Example 10: LoRA & QLoRA Fine-Tuning#
LoRA (Low-Rank Adaptation) trains a small adapter instead of full weights:
where \(A \in \mathbb{R}^{d \times r}\) and \(B \in \mathbb{R}^{r \times d}\) are the trainable low-rank factors, \(r \ll d\).
QLoRA goes further: the frozen weight \(W\) is quantized to NF4 (4 bits per parameter), saving ~75% memory while keeping full-precision adapters.
In this example we’ll:
Train a LoRA adapter on a synthetic regression task
Save and reload a finetune checkpoint
Quantize weights to NF4 and train QLoRA adapters
[1]:
from __future__ import annotations
import shutil
from pathlib import Path
import numpy as np
import nabla as nb
print("Nabla LoRA/QLoRA Fine-Tuning example")
Nabla LoRA/QLoRA Fine-Tuning example
1. Synthetic Regression Data#
We create a dataset where the true weight is \(W_{\text{base}} + \Delta\), where \(\Delta\) is a rank-4 perturbation. The adapter should learn to approximate \(\Delta\):
[2]:
def make_regression_data(n_samples, in_dim, out_dim, seed=123, delta_scale=0.35):
"""Generate synthetic linear regression data with a low-rank perturbation."""
rng = np.random.default_rng(seed)
x = rng.normal(size=(n_samples, in_dim)).astype(np.float32)
w_base = rng.normal(size=(in_dim, out_dim)).astype(np.float32) * 0.5
# Low-rank perturbation (rank 4)
u = rng.normal(size=(in_dim, 4)).astype(np.float32)
v = rng.normal(size=(4, out_dim)).astype(np.float32)
delta = delta_scale * (u @ v)
y = x @ (w_base + delta)
return x, y.astype(np.float32), w_base.astype(np.float32)
# Shared hyperparameters
IN_DIM, OUT_DIM = 64, 32
RANK = 8
ALPHA = 16.0
LR = 2e-2
STEPS = 120
x_np, y_np, w_base_np = make_regression_data(512, IN_DIM, OUT_DIM)
x = nb.Tensor.from_dlpack(x_np)
y = nb.Tensor.from_dlpack(y_np)
frozen_weight = nb.Tensor.from_dlpack(w_base_np)
print(f"Data: {x_np.shape[0]} samples, in={IN_DIM}, out={OUT_DIM}")
print(f"LoRA rank={RANK}, alpha={ALPHA}")

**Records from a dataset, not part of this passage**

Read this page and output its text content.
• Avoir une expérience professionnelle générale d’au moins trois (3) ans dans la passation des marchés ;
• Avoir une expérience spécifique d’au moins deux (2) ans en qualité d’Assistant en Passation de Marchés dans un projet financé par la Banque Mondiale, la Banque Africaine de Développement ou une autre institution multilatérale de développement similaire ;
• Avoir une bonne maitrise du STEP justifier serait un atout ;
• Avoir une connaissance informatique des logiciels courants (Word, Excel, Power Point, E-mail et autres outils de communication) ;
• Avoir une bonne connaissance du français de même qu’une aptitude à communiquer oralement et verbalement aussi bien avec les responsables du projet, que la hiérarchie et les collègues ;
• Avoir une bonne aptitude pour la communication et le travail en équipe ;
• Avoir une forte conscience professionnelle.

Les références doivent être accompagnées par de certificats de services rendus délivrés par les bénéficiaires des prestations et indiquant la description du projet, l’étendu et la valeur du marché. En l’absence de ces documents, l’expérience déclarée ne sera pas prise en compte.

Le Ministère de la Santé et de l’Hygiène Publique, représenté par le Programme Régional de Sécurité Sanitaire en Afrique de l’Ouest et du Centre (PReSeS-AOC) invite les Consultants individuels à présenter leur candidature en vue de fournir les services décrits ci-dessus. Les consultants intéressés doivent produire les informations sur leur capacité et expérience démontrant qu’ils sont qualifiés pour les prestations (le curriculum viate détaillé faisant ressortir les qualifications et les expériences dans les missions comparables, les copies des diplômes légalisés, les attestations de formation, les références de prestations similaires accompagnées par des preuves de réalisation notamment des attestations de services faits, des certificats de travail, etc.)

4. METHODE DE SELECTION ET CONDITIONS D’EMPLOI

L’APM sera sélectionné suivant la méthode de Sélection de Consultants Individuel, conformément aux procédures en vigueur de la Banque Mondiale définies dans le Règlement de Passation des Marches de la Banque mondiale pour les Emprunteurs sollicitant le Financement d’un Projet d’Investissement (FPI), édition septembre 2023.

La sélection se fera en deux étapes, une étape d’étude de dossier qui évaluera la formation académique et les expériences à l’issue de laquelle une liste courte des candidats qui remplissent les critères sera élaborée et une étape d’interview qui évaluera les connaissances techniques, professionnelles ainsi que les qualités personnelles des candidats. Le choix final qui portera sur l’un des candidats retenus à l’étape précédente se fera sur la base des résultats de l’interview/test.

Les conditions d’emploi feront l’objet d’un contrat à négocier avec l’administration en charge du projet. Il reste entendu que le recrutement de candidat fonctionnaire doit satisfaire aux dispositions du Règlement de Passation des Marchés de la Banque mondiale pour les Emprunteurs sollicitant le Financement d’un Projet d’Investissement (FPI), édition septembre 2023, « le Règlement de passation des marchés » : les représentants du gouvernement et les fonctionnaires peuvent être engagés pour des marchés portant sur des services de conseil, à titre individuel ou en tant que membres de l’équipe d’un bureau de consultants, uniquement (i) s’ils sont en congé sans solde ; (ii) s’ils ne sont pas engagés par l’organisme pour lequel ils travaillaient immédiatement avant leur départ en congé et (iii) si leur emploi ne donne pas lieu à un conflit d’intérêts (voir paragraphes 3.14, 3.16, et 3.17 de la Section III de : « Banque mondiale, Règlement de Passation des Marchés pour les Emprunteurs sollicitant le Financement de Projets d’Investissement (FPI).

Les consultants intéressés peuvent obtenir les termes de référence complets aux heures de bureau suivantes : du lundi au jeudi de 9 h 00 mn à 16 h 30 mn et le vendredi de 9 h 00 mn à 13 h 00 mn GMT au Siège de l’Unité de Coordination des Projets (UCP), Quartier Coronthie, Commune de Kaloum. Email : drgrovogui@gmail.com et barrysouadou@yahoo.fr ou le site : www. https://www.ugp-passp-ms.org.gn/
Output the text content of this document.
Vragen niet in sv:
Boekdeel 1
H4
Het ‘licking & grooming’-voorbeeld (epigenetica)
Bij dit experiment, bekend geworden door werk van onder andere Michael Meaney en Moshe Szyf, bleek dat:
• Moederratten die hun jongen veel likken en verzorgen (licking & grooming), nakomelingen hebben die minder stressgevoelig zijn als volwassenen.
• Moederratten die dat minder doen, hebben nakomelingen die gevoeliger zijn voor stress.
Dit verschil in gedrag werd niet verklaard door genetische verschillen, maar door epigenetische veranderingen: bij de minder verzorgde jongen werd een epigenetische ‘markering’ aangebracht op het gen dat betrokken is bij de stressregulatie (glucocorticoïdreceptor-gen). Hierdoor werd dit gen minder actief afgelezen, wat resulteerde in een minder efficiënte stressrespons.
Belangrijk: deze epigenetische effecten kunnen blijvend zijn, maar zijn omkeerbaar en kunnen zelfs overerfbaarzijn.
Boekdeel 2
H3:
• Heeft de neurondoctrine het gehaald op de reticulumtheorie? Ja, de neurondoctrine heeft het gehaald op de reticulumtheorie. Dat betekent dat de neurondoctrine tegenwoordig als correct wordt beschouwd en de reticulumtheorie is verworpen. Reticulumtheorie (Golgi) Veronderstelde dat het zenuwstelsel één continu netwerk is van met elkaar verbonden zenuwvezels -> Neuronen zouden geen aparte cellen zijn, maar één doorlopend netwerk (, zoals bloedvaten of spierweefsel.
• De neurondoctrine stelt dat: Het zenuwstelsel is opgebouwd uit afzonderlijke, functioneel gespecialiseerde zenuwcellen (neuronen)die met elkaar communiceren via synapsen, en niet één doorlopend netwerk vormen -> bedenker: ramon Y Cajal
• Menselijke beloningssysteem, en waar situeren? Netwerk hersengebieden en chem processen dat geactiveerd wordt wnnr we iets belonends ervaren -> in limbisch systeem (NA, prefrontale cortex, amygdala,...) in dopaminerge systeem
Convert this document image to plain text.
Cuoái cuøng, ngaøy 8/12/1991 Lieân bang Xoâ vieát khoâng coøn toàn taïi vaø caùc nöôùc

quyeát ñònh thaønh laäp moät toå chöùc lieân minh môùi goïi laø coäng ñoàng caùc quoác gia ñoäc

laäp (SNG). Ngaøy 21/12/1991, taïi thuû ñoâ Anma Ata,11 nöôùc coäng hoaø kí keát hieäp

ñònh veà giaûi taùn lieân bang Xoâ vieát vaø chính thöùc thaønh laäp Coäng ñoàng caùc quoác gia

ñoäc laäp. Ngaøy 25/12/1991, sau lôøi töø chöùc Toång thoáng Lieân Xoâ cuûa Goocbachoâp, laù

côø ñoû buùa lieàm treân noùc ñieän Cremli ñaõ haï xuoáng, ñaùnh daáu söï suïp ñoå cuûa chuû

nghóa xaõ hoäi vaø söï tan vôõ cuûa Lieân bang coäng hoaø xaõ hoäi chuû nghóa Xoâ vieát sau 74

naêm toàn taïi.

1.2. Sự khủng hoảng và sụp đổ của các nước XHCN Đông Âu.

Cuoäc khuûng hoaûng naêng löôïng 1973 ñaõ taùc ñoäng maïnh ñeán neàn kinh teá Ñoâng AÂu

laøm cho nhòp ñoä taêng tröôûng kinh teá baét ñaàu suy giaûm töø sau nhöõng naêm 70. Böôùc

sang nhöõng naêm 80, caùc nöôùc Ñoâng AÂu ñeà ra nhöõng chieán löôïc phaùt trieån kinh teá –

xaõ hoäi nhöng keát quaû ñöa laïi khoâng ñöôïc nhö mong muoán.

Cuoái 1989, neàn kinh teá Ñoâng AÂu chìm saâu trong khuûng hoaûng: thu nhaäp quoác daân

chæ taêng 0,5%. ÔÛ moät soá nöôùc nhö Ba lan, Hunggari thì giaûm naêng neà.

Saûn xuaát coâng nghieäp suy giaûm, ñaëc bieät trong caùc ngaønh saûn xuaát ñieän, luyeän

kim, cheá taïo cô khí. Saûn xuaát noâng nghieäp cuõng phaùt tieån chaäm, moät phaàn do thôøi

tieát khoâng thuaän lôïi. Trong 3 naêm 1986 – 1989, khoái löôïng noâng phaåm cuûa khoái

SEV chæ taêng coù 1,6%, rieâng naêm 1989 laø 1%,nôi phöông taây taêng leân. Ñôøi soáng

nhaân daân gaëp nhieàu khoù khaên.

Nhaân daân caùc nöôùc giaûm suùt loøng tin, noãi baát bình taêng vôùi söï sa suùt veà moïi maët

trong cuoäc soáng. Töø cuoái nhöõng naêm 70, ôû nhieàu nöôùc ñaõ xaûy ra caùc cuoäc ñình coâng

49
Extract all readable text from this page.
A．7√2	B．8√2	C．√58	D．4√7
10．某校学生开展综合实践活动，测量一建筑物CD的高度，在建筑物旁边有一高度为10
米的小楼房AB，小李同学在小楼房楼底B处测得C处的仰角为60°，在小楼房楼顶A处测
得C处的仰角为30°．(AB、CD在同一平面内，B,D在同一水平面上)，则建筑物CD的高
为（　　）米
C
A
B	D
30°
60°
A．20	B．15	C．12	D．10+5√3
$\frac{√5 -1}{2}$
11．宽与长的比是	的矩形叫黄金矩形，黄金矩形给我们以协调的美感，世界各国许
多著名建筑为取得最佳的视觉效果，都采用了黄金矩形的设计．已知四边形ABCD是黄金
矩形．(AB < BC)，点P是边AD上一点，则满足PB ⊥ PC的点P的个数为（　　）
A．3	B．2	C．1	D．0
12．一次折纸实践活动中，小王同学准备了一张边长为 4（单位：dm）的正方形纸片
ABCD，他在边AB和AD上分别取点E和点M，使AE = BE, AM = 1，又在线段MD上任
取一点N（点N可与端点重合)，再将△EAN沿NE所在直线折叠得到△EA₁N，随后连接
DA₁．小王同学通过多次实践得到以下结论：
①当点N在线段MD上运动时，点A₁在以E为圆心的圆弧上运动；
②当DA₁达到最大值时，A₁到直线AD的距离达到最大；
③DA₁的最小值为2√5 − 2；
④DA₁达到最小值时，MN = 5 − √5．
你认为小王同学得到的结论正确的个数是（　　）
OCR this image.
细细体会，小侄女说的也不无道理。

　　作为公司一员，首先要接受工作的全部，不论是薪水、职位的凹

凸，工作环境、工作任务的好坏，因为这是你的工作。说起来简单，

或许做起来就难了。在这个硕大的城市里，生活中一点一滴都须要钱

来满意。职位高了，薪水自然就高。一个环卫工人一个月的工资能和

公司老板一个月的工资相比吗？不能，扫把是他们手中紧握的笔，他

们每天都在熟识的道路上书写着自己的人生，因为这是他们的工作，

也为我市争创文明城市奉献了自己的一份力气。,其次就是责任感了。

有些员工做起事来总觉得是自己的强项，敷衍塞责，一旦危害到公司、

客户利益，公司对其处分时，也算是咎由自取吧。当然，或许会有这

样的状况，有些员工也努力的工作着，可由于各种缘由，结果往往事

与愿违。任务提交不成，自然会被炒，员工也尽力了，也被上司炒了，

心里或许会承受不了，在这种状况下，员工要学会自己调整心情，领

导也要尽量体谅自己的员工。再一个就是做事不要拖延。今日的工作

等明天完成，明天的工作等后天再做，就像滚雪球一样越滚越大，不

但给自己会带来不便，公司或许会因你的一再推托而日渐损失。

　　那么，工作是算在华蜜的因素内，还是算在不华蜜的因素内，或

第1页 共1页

Data: 512 samples, in=64, out=32
LoRA rank=8, alpha=16.0
2. LoRA Training#
Initialize a LoRA adapter and train with AdamW. nb.nn.finetune.lora_linear computes \(xW + \frac{\alpha}{r} \cdot x A B\) in a single call:
[3]:
lora_params = nb.nn.finetune.init_lora_adapter(frozen_weight, rank=RANK, init_std=0.01)
opt_state = nb.nn.optim.adamw_init(lora_params)
def lora_loss_fn(adapter, batch_x, batch_y):
"""MSE loss with LoRA-adapted linear layer."""
pred = nb.nn.finetune.lora_linear(batch_x, frozen_weight, adapter, alpha=ALPHA)
diff = pred - batch_y
return nb.mean(diff * diff)
def train_step(loss_fn, adapter, optimizer_state, batch_x, batch_y):
"""One training step: forward + backward + AdamW update."""
loss, grads = nb.value_and_grad(loss_fn, argnums=0, realize=False)(
adapter, batch_x, batch_y
)
new_adapter, new_state = nb.nn.optim.adamw_update(
adapter, grads, optimizer_state, lr=LR, weight_decay=0.0
)
# Batch-realize all tensors
to_realize = [loss]
to_realize.extend(t for t in nb.tree_leaves(grads) if isinstance(t, nb.Tensor))
to_realize.extend(t for t in nb.tree_leaves(new_adapter) if isinstance(t, nb.Tensor))
to_realize.extend(t for t in nb.tree_leaves(new_state) if isinstance(t, nb.Tensor))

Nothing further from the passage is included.